The first time I remember this happening to me was while I was a teenager watching Jimmy Stewart in No Time for Comedy on some CBC afternoon movie or something. The first half of the movie played like a Frank Kapra comedy, fun and quirky... then at the halfway point of the movie, it became a drama. And it kinda makes sense the screenwriter was one of the writers on Casablanca... and Arsenic and Old Lace. Two great films... one weird mash up.

The experience was interesting... but I wouldn't call it enjoyable.

I find I'm learning a lot about craft by looking at the reasons I look forward to or enjoy particular books or movies. Why do I keep going back to the same writers, the same directors, the same books, the same movies again and again.

I suggest we're looking for the creation or repetition of a feeling... a satisfying emotional experience. I think this is why certain authors and filmmakers become brands. You know what you're going to get if you pick up a Charles Dickens, Margaret Atwood, Bernard Cornwell, Nick Hornby; see a film by Kapra, Kurasawa or the Coen brothers; just as sure as you know what you're going to get if you watch The Simpsons, Deadwood, Frasier, or Felicity (okay, I don't know about Felicity but I bet the people that liked it... liked it.)
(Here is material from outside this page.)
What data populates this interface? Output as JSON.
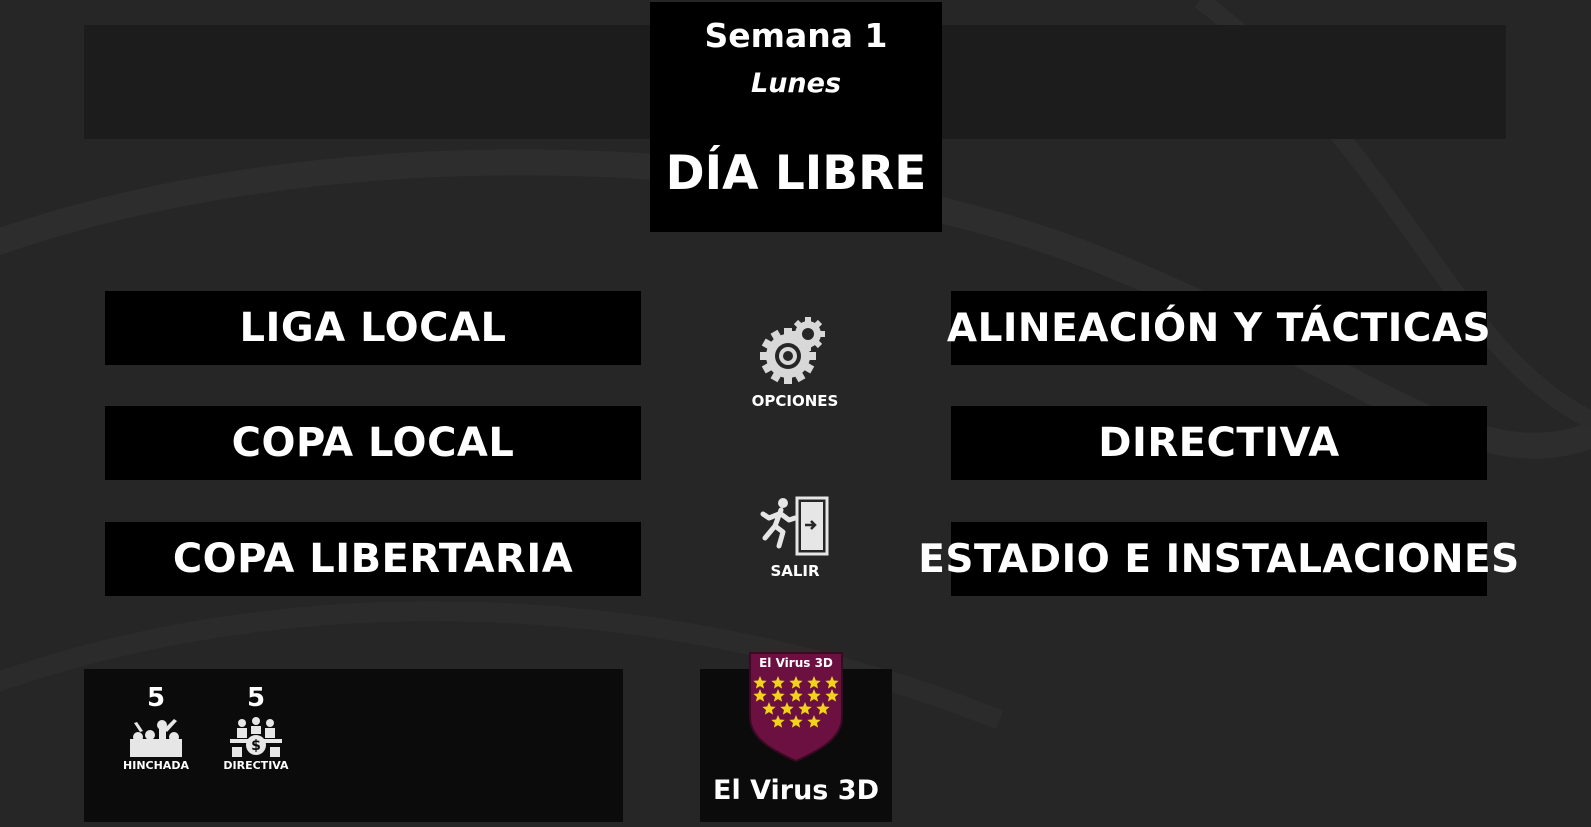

I'm saying there's something more than style. There's a feeling you want to have when you experience a story that has nothing to do with special effects or movie stars but has to do with fulfilling the emotional need of the audience.

The writer's job is, through story, to deliver it.

2 comments:

Hamish MacDonald said...

I keep thinking back to your description of Tolstoy's ideal for stories: "Not plot and characters -- transitions!" I'm still wondering if I got it. Or is that "transitions" not in terms of, well, set changes, but changes, transformations? Because that I think it always compelling in a story: a sense of progress, of the bit we've been shown mattering.

I think that's the ultimate payoff for the audience. But is it pandering to them to always give it?

Dave said...

I was thinking the same thing Hamish. I'm not sure if our translation of "Transitions" means the same as Tolstoy intended but...
At first when I heard Stephen Gaghan quoting it he seemed to me to mean in a cinematic way. Transitions as "juxapositions". The image, idea, feeling being carried from one scene into another.

Another way I've been thinking about Transitions is that Tolstoy is speaking about structure, and "changes in fortune" or "how things change".

I think these are both speaking of craft and the way an story-teller can provide an emotional journey for the viewer/reader.

Where pandering comes into it, I think, is in the actions of "the hack". A story-teller who exploits transitions and reversals, etc. for the sake of easy, clichéd, hackneyed, emotional journeys.

These are sometimes called summer blockbusters, and beach-books.